グエン・ビック・ランさんはこの17年間、足が不自由でほとんど外に出ることがない。でも彼女は「目と心と頭」を使って世界中を駆けめぐることができる。
第7学年(日本の中学生に相当)のとき、彼女は病気で2年間の入院生活を余儀なくされた。退院して病状が大分良くなった後も、脚はやせ細り身体も弱りきっていて、希望は何も残っていないかに見えた。
14歳のとき、ベッドに横になって窓の外を眺めていると、子どもたちが英語の練習をしている声が聞こえてきた。自分もそれにあわせて声を出したりしているうちに、一緒に勉強したいと思うようになる。初めのうちはテキストの例文をじっくり読んだり書いたりして、解らないところがあれば子どもたちに尋ねに行った。そのうち文法についても理解できるようになり、新しい単語も次第に覚えてくる。ネイティブの会話を聞いて発音を練習するために、両親にねだってカセットデッキを買ってもらった。
それから3年が過ぎ、ランは高校で習うレベルの英語をマスターした。その後、ハノイから知り合いが送ってくれた大学の英文科学生向け教科書に進み、4年間ですべてのカリキュラムを修了。そして2002年、もともと文章が好きだった彼女は英語の技能を活かして翻訳の仕事を始める。インターネットを通じて読んだ海外の作家の文学作品を翻訳する仕事だ。

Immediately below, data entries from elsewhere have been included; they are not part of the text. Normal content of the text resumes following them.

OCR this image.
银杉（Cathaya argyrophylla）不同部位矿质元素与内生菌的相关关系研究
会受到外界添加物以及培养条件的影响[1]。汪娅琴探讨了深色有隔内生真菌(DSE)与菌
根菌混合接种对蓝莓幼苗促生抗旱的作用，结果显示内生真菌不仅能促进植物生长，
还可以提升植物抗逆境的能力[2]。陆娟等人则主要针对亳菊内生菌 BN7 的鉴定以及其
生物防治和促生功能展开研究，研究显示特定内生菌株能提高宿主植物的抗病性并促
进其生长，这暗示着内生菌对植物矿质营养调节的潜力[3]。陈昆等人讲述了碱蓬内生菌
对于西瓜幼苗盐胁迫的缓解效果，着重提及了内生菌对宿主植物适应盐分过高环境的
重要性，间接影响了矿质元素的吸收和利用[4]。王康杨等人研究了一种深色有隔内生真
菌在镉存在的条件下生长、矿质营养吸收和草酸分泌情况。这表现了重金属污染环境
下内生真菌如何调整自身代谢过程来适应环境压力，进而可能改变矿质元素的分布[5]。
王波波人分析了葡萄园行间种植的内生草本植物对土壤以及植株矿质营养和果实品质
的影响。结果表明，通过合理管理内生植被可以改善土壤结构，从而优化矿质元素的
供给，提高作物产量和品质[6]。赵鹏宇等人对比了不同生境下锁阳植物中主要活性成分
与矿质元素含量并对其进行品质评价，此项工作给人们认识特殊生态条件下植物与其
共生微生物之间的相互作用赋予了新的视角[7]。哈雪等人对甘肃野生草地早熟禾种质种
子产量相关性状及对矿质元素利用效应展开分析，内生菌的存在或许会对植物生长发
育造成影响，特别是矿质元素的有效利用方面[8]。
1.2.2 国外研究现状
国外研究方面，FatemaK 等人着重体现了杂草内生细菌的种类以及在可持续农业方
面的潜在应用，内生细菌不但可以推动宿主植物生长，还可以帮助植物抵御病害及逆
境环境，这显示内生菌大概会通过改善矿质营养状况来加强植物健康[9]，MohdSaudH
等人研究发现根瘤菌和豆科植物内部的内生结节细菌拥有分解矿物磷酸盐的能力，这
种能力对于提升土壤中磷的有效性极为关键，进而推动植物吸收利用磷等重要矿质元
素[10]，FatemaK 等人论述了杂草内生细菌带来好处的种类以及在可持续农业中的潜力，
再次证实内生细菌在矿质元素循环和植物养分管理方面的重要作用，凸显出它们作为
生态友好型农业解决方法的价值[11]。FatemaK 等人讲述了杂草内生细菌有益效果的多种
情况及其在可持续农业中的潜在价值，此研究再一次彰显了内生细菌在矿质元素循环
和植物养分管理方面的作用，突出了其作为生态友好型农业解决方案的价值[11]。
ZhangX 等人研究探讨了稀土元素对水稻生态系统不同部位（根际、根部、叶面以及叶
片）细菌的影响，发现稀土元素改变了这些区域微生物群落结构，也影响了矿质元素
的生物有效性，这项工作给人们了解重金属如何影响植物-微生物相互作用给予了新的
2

オンラインで海外の作家たちと交流する中で、ランは彼らの共感を得ることができた。そのおかげで、彼女はたくさんの海外文学作品の翻訳を任されるようになる。「シャーリー・チェン(Shirley Cheng=生まれつき目の不自由なアメリカの作家)とお話した時は、彼女の才能に感服しました。彼女はさまざまな困難を乗り越えてきた経験を語り合える友でもあります」
外出は困難なので、行動範囲は郊外にある家の部屋の中。およそ10平米の部屋は、夏の初めともなるとかなり暑い。そんな中、ランは毎日熱心に翻訳に取り組む。「夢中になってやればやるほど、完成した時の喜びは大きいの。インターネット上で作家たちと交流するたびに、世界が広がったように感じるわ」
「病気のせいで17年間ほとんど自分の家から出ることができなかった。でも、その病気も外の世界に出たいという私の願望と決心をさえぎることはできなかったわ」。ランの挑戦は今も続いている。アメリカの敬愛する作家シャーリー・チェンの翻訳本が出版されたら、彼女は体の不自由な子どもたちのための社会支援センターを訪れて、本を寄贈しようと思っている。